WASHINGTON – People who sign petitions calling for public votes on controversial subjects don’t have an automatic right to hide their names, the Supreme Court ruled Thursday as it sided against Washington state voters worried about harassment because of their desire to repeal that state’s gay rights law.

The high court ruled against Protect Marriage Washington, which organized a petition drive for a public vote to repeal the state’s “everything-but-marriage” gay rights law.

Petition signers wanted to hide their names because of worries of intimidation. But the 9th U.S. Circuit Court of Appeals in San Francisco refused to keep their names secret.
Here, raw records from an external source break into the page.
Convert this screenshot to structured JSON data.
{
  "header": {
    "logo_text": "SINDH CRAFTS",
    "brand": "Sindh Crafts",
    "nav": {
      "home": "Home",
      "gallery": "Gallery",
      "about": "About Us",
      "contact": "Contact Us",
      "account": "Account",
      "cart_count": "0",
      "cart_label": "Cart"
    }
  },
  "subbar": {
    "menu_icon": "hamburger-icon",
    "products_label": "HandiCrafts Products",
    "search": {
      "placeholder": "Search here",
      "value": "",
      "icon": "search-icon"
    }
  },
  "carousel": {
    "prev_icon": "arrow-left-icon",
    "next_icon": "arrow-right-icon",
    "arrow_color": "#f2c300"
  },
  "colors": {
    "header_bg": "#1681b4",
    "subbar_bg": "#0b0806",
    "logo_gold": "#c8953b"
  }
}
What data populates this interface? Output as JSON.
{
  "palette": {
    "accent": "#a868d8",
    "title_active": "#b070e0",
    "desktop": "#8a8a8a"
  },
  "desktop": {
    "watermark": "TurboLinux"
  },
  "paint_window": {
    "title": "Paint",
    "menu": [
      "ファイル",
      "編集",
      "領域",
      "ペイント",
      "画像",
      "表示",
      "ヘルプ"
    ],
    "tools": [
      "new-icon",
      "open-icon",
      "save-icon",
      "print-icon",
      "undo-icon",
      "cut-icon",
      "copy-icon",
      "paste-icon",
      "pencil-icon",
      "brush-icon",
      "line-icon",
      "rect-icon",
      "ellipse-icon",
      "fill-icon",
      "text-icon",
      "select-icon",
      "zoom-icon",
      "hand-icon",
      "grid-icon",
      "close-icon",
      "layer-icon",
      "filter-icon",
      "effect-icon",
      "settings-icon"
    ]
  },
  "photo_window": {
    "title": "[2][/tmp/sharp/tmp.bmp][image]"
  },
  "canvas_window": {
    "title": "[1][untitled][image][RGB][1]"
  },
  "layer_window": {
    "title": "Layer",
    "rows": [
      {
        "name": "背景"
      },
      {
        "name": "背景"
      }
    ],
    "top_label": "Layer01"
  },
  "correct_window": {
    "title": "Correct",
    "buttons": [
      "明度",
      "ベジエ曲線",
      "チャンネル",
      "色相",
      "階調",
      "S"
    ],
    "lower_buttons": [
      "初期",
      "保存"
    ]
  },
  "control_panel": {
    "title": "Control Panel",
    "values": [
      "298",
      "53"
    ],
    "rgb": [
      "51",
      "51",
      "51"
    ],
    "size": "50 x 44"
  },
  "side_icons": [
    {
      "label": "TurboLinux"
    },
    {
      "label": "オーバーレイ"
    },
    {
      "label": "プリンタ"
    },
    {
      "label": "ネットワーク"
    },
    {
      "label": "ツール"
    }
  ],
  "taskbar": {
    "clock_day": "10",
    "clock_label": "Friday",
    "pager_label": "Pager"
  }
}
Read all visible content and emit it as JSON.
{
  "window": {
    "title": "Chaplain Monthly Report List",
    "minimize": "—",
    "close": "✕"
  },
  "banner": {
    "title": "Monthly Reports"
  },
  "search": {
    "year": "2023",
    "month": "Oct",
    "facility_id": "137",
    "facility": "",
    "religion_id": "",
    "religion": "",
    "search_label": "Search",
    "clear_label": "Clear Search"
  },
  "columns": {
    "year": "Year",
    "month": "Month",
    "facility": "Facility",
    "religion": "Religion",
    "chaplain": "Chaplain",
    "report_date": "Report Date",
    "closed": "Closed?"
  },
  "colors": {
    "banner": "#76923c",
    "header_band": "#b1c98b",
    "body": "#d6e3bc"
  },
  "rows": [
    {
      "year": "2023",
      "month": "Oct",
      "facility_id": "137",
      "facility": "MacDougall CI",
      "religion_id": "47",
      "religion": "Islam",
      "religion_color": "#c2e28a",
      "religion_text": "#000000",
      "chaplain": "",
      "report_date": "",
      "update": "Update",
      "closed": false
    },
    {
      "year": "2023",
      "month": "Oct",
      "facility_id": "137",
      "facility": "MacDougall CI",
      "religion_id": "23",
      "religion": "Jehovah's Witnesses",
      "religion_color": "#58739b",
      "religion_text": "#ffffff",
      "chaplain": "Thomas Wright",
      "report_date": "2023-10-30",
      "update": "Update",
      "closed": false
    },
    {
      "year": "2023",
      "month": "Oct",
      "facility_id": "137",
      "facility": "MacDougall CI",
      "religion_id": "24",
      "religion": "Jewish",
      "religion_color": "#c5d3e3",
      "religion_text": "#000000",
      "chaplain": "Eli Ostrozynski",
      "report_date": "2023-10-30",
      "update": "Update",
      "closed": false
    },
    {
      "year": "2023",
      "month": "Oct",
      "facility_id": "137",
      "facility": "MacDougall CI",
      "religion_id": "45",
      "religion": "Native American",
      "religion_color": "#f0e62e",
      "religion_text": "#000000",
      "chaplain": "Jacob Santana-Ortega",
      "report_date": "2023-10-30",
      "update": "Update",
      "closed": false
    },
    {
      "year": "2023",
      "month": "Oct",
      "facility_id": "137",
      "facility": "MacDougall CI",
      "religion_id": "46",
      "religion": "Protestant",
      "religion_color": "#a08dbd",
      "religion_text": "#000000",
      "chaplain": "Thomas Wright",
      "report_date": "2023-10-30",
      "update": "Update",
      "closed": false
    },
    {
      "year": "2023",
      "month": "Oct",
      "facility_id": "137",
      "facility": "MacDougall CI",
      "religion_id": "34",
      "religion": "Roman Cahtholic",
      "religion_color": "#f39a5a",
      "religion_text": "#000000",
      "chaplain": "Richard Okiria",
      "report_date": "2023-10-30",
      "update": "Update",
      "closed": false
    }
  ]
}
The Supreme Court stepped in and temporarily blocked release of the names until the high court could make a decision.

The court now says disclosing names on a petition for a public referendum does not chill the signer’s freedom of speech enough to warrant overturning the state’s disclosure law.

Chief Justice John Roberts, writing the 8-1 judgment for the court, said it is vitally important that states be able to ensure that signatures on referendum petitions are authentic.

“Public disclosure thus helps ensure that the only referenda placed on the ballot are those that garner enough valid signatures,” Roberts said. “Public disclosure also promotes transparency and accountability in the electoral process to an extent other measures cannot.”

But Roberts also said that the court’s opinion deals with whether disclosure of the names on referendum petitions as a whole violates the First Amendment, not solely the Protect Marriage Washington case.

The case now goes back to the lower courts for further arguments.